À une autre échelle, la co-entreprise Cleanergy Solutions Namibia (CMB TECH et O&L) a lancé la construction d’un démonstrateur en présence d’Energy Observer, qui sera suivi d’un parc solaire de 10 hectares, accompagné d’une installation de production d’hydrogène équipée d’un électrolyseur de 5 MW. Cette usine doit constituer la première installation de production d’hydrogène de ce type en Afrique australe, exploitant directement l’énergie solaire du parc pour produire de l’hydrogène vert, qui sera ensuite distribué dans une station de ravitaillement ouverte au public. « Des projets ont reçu des agréments, poursuit l’équipe d’Energy Observer.
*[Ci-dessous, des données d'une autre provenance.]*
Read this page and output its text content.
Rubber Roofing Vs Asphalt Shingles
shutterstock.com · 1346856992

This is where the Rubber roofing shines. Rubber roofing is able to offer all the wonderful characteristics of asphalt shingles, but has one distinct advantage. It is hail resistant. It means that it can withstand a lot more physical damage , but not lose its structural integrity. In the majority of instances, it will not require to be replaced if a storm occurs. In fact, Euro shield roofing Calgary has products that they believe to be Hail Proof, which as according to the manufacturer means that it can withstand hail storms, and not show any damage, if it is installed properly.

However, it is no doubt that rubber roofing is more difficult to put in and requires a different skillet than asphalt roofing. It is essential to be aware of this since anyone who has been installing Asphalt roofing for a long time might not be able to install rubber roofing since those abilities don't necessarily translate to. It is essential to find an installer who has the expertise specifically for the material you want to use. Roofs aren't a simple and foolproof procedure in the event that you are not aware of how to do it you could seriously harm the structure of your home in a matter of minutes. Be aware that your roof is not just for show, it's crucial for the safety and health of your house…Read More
Des études environnementales ont été réalisées, des financements ont été validés par le gouvernement. La transition énergétique du pays est lancée, mais va mettre encore quelques années à se concrétiser. » Par exemple, la société Hyphen Energy projette de produire à terme 350 000 tonnes d’hydrogène vert chaque année, pour une capacité de 5 à 6 GW de production renouvelable et environ 3 GW de capacité d’électrolyse. Ou encore, le Daures Green Hydrogen Village, qui vise à produire 31 tonnes d’hydrogène et 109 tonnes d’ammoniac par an pour commencer. Tous les ingrédients pour réaliser de l’hydrogène vert sont en place sur un territoire au potentiel exceptionnel, constate l’équipe d’Energy Observer. « La Namibie présente une stabilité politique exemplaire sur le continent, complète Victorien Erussard. Un atout pour les investisseurs. Le pays affiche aussi clairement ses ambitions de transition énergétique. Avec seulement 2,6 millions d’habitants, il devrait rapidement pouvoir mettre en place son autonomie énergétique. L’énorme potentiel de la Namibie lui ouvre sans aucun doute des perspectives d’exportation à une échéance pas si lointaine que cela, si son engagement est à la hauteur de ses ambitions. » Â
Deux axes principaux ont fait l’objet de tournages en Namibie, venant compléter les autres sujets produits en Afrique : Comme pour chaque pays visité, une introduction aux équilibres énergétiques locaux baptisée « How green is.. », puis un sujet spécifique sur les productions d’hydrogène décarboné et leurs enjeux environnementaux et sociétaux.